Alumni Spotlight: Riley Stevenson

Riley Stevenson volunteered from July to August, 2009 in San Isidro, Costa Rica and again from June to August, 2011 in Cocle, Panama with Amigos de las Americas. She is from Portland, Oregon and currently lives in Eugene, Oregon. Riley is a student at the University of Oregon, travel writer, and journalism major.

Why did you decide to volunteer with AMIGOS in Panama?

Riley: I decided to become a volunteer with Amigos de las Americas in 2009 after hearing about my friends’ positive experiences in Nicaragua and Honduras. In 2008, I participated in a weeklong mission trip to Tijuana, Mexico, and, although this trip opened my eyes to several social justice issues, I was disappointed in the brevity and superficiality of the program. To continue my service learning, I began looking for a summer program that would provide me with an immersion experience—one with a host family, meaningful work, and longer duration. Amigos fulfilled all of these qualifications.

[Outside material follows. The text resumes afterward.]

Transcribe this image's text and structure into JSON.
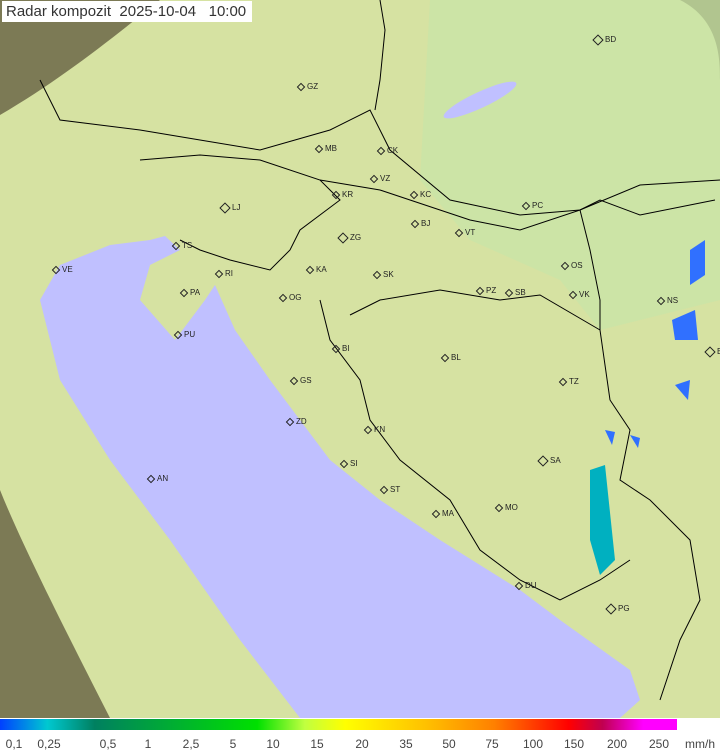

I applied, interviewed, and was accepted into to the program. After months of training and fundraising, I left for Costa Rica—nervous, but excited. I loved my volunteer experience so much that I returned to Amigos as a supervisor in 2011 in Cocle, Panama, to continue building my leadership skills, to learn about Latin American culture, and to get a look the inside workings of a non-profit.

Volunteering with kids in Panama

Describe your day to day activities as a volunteer.

Riley: Although every volunteer experience will be different, depending on your community, region, and country, all Amigos volunteers live with host families, teach classes in local schools, and work on community-based initiatives i.e. projects.

For me, every day I would wake up in the room that I shared with one of my host sisters to the sound of roosters. My host mother would serve me breakfast and coffee, and we would chat while she prepared lunch for the day. After, I would help her with chores around the house and then leave to meet up with my two partners. We prepared our lesson plans for the day and would head off to the school to begin our classes on environmental health. We would then go to one of the houses in the community for lunch. During the afternoon, we divided our time between spending time with our host families, meeting new people, playing soccer with youth, going to waterfalls, or learning how to cook traditional meals. The day finished with dinner and usually some quality time playing cards or watching soap operas with our families.

I cannot reiterate enough how welcome I felt with my host family and my community. By being alone in a community, with only weekly visits by our supervisor, I was given the opportunity to connect with locals and form relationships without getting stuck with a group of tourists.

What made this volunteer experience unique and special?

Riley: Volunteering and supervising for Amigos de las Americas is one of the hardest things I have ever done. Leaving my family and friends to enter an unknown territory, with little idea of who my partners would be or where I would be living, required a lot of trust in the directors and leaders of Amigos and in myself. But in the challenges I faced and the obstacles I overcame, as cheesy as it sounds, I did the most learning.

To this day, I talk about my Amigos experience with anyone who will listen and often look back at pictures to relive those summer memories. This program isn’t just an opportunity to travel and meet new people, it’s about connecting with community members, forming long-lasting relationships, empowering local youth to become volunteers, and making a difference by listening to what community members want and collaborating with them to realize goals and projects. Amigos provides high schoolers with a rare opportunity to step out of their comfort zones, immerse themselves in another culture, and learn a tremendous amount about themselves and those around them.

After volunteers leave the country, they become a part of the Amigos alumni network. I still keep in contact with many people I met through Amigos and run into veteran volunteers on campus all the time. Moreover, volunteers can move on to become supervisors, directors, and other leaders in the Amigos community. This employment opportunity is critical and a benefit not to be overlooked when considering joining the Amigos program.

Volunteering outdoors in Panama

How has this experience helped you grow personally and professionally?

Riley: Amigos has shaped my future in that it has influenced both my personal and career goals. I have grown tremendously through my volunteer and supervising experiences and now view the world in a new way. As a student journalist, I have written several articles about traveling and the Latino community in the US. I have become passionate about immigration and border issues and have spent time working with organizations along the border and in my community. This summer I will be working with an organization that aids families in Oregon who have had family members deported and the knowledge, confidence, conversational skills, and Spanish speaking abilities I harnessed through Amigos will definitely be put to good use.